Problem statement

https://leetcode.com/problems/two-sum-iv-input-is-a-bst/

Solution

Straightforward solution is just traverse our tree and use 1. Two Sum, where we can use hash table to have O(n) time/space complexity. Can we do better? For time - no, but what about space?

We can use the idea of problem 173 Binary Search Tree Iterator to avoid O(n) space. The idea is to use iterators next and prev, which can be written as one iterator get(node, dr), where dr is direction of traverse.

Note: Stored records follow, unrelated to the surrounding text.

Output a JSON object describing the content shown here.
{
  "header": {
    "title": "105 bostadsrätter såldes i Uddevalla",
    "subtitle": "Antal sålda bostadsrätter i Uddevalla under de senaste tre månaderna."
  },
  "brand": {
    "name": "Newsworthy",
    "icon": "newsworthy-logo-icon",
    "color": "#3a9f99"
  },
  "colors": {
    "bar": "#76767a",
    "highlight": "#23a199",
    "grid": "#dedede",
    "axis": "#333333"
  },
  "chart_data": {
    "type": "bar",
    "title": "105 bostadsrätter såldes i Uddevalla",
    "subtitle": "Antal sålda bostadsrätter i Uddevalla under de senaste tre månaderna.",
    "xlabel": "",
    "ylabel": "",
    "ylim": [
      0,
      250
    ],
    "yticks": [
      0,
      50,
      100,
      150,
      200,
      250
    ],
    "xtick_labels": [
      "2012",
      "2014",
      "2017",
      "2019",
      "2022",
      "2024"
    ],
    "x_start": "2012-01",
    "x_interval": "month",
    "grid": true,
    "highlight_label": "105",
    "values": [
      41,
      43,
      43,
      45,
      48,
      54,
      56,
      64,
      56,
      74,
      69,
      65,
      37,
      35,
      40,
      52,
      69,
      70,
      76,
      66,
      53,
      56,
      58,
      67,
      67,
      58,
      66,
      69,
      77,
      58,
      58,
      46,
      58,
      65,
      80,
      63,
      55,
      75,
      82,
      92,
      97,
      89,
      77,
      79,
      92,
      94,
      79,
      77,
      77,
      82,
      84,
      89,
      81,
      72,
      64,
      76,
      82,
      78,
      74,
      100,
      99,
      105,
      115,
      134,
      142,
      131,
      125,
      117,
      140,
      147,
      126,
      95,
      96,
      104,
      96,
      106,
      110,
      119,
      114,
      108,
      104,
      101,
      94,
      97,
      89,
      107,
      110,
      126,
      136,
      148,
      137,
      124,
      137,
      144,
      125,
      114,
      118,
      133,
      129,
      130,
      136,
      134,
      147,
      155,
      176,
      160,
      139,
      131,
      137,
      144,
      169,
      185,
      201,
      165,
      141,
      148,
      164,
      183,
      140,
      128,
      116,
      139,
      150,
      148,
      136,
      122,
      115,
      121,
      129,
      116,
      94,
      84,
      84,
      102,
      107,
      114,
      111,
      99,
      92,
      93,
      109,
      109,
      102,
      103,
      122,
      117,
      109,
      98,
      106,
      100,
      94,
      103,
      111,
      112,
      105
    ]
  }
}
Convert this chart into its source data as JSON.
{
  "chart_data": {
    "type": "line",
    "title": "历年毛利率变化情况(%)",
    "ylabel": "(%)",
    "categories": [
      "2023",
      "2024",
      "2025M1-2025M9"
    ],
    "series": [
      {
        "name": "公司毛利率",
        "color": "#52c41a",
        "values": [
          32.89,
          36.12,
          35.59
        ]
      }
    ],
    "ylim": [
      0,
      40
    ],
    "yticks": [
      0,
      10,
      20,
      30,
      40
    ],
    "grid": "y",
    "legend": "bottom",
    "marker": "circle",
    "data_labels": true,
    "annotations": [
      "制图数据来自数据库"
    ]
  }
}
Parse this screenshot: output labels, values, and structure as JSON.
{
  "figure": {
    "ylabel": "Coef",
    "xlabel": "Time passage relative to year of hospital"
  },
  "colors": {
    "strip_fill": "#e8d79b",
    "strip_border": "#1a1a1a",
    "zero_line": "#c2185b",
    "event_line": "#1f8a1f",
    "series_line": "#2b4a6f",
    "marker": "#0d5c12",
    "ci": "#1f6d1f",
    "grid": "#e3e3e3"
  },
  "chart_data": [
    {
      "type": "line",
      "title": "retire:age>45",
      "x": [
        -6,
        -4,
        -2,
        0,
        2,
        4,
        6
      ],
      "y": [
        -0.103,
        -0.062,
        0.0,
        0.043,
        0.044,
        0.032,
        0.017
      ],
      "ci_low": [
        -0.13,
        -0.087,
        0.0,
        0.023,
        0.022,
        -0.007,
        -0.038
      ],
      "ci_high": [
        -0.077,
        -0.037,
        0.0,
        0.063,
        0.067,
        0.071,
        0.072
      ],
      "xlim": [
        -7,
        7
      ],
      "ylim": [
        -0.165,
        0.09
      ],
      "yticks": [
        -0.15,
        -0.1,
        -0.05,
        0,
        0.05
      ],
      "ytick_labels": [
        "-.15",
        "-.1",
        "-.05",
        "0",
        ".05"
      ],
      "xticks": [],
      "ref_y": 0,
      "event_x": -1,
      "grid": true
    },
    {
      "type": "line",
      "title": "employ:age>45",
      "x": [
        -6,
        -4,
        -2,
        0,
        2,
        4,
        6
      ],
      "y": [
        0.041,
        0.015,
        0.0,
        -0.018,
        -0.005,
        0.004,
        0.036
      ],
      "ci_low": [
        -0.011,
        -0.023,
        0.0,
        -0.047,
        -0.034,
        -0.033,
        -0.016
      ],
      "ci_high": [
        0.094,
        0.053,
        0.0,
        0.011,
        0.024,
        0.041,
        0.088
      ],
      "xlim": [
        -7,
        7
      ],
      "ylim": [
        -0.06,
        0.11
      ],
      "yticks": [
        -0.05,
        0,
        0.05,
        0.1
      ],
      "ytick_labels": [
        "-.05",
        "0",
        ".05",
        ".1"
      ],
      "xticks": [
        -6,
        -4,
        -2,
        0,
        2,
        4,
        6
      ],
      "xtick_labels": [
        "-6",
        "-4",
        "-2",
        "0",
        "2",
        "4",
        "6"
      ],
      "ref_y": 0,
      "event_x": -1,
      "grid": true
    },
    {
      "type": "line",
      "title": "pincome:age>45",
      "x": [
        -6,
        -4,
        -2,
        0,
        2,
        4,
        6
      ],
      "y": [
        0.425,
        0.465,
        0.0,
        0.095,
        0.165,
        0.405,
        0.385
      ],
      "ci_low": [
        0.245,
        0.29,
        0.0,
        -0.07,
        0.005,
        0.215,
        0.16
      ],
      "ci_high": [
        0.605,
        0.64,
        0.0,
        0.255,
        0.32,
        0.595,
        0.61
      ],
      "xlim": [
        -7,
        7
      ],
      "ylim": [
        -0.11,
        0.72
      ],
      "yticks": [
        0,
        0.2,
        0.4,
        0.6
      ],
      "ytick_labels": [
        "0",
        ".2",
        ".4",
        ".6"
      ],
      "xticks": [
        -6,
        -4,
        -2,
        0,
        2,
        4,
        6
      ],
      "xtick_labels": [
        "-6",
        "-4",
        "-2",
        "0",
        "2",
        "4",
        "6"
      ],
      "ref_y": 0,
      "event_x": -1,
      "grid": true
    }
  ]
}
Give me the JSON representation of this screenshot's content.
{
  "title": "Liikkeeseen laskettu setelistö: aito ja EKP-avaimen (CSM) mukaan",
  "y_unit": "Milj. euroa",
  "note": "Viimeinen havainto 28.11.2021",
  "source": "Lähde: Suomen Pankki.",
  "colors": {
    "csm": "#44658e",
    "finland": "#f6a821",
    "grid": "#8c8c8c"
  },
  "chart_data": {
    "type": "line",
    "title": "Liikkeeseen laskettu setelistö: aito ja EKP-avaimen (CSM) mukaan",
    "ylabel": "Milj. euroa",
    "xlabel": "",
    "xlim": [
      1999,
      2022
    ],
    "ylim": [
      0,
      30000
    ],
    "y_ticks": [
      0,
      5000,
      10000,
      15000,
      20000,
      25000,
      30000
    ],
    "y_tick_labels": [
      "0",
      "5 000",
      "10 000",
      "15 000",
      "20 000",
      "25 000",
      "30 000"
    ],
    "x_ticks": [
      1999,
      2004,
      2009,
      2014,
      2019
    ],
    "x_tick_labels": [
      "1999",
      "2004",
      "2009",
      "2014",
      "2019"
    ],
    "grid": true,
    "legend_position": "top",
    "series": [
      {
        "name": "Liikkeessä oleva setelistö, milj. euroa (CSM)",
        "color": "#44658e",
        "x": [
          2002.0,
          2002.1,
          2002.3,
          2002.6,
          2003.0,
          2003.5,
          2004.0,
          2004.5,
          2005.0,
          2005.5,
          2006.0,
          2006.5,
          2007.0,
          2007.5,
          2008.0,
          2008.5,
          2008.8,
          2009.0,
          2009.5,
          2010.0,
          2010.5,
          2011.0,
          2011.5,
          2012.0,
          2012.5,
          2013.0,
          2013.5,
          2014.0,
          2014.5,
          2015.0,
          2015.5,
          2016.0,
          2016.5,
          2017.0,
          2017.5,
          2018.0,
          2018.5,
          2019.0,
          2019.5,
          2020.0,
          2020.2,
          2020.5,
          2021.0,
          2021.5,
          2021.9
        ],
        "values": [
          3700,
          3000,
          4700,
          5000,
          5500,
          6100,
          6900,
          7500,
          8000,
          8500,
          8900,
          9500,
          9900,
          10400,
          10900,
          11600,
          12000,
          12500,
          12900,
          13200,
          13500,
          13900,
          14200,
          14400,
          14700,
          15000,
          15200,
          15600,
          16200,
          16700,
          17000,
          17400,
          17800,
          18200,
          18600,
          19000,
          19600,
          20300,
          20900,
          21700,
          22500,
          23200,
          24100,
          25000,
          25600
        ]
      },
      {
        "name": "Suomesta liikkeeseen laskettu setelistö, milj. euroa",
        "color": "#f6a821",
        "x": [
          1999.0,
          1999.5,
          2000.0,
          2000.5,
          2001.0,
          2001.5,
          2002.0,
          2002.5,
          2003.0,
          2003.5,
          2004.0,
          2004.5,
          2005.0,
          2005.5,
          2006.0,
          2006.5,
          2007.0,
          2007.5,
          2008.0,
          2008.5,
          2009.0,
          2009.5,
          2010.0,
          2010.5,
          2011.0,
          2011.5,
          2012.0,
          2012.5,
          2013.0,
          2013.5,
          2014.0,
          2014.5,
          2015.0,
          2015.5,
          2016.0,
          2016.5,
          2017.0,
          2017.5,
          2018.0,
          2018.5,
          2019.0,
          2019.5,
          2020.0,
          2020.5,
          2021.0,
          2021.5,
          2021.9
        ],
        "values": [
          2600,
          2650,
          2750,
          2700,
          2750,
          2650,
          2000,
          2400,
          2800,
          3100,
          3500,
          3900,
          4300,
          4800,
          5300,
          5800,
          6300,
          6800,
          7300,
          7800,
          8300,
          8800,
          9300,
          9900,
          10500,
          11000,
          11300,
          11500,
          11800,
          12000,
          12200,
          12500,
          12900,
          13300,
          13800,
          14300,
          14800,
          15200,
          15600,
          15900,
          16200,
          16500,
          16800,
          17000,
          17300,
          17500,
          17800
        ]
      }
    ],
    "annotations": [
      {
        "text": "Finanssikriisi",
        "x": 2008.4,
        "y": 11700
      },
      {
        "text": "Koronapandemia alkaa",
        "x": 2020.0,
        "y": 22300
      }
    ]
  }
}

Then we start with root, find next and previous elements in inorder traversal, which are the smallest and the biggest elements and use usual 2sum logic with two pointers.

Comlexity

Time complexity is O(n), space complexity is O(h) for implicit recursion stack of our iterators.

Code

class Solution:
    def findTarget(self, root: TreeNode, k):
        def get(node, dr):
            if not node: return
            first, last = (node.left, node.right)[::dr]
            yield from get(first, dr)
            yield node.val
            yield from get(last, dr)
        
        head, tail = get(root, 1), get(root, -1)
        n1, n2 = next(head), next(tail)
        while n1 < n2:
            if n1 + n2 < k: n1 = next(head)
            elif n1 + n2 > k: n2 = next(tail)
            else: return True